No to mam na weekend pole do przemyśleń. Zawsze się nabijałem z nowoczesnych działów IT wyposażonych w różne kolorowe pufy, kanapy, stoły do gier a nawet huśtawki - generalnie miejsca wyglądające jak żłobki albo place zabaw. Nawet kolorystyka teletubisiowa jest dominującą.
Osobiście uznaję to za przejaw skrajnego zdziecinnienia pewnych grup społecznych a także przejaw jakiegoś zatrzymania się w rozwoju. Moim zdaniem to już wykracza daleko poza działania mające na celu budowanie przyjaznego i miłego dla oka biura.
Miałem już świadomość tego trendu:
https://www.opensourcedworkplace.com/news/what-office-planners-can-learn-from-kindergarten-design-and-6-companies-that-followed-kindergarten-design-principles
Osobiście raczej nie chciałbym pracować w takim miejscu i nie pracuję. Trend ten jednak wychodzi z biur co dla mnie jest już przerażające!
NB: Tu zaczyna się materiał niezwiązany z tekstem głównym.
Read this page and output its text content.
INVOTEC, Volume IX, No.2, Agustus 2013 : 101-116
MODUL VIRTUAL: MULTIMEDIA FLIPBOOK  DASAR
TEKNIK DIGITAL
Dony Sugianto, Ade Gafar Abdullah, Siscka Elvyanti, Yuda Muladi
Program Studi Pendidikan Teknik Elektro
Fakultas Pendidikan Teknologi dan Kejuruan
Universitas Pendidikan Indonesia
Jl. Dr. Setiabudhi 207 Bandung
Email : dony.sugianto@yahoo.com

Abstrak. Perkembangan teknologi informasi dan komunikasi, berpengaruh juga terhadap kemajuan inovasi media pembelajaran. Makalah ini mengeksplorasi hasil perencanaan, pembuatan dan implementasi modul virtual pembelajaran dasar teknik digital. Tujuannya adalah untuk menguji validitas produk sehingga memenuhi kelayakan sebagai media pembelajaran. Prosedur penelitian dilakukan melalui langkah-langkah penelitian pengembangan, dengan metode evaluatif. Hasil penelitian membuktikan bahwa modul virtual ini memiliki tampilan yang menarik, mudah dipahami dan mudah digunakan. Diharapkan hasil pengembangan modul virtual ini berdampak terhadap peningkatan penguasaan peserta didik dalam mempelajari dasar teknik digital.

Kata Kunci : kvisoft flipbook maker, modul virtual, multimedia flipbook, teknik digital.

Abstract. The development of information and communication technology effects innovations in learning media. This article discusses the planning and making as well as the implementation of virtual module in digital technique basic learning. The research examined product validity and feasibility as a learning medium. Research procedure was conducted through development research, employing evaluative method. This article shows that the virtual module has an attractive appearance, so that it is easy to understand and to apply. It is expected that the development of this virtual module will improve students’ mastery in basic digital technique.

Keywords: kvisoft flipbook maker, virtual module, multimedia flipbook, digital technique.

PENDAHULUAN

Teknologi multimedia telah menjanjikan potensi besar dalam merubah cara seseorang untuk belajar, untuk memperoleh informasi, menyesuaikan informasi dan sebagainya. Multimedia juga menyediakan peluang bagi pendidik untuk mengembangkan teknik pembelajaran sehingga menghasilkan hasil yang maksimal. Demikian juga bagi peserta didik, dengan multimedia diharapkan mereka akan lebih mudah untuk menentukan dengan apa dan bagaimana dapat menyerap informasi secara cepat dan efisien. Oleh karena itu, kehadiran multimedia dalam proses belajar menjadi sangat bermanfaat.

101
https://aktywne.trojmiasto.pl/Plac-zabaw-dla-doroslych-powstanie-w-Parku-Reagana-n146915.html
https://www.google.com/search?q=place+zabaw+dla+doros%C5%82ych
Nie mam nic przeciwko zabawie. Wydaje mi się jednak, ze człowiek dorosły powinien mieć inne potrzeby w tym obszarze niż 3-talek.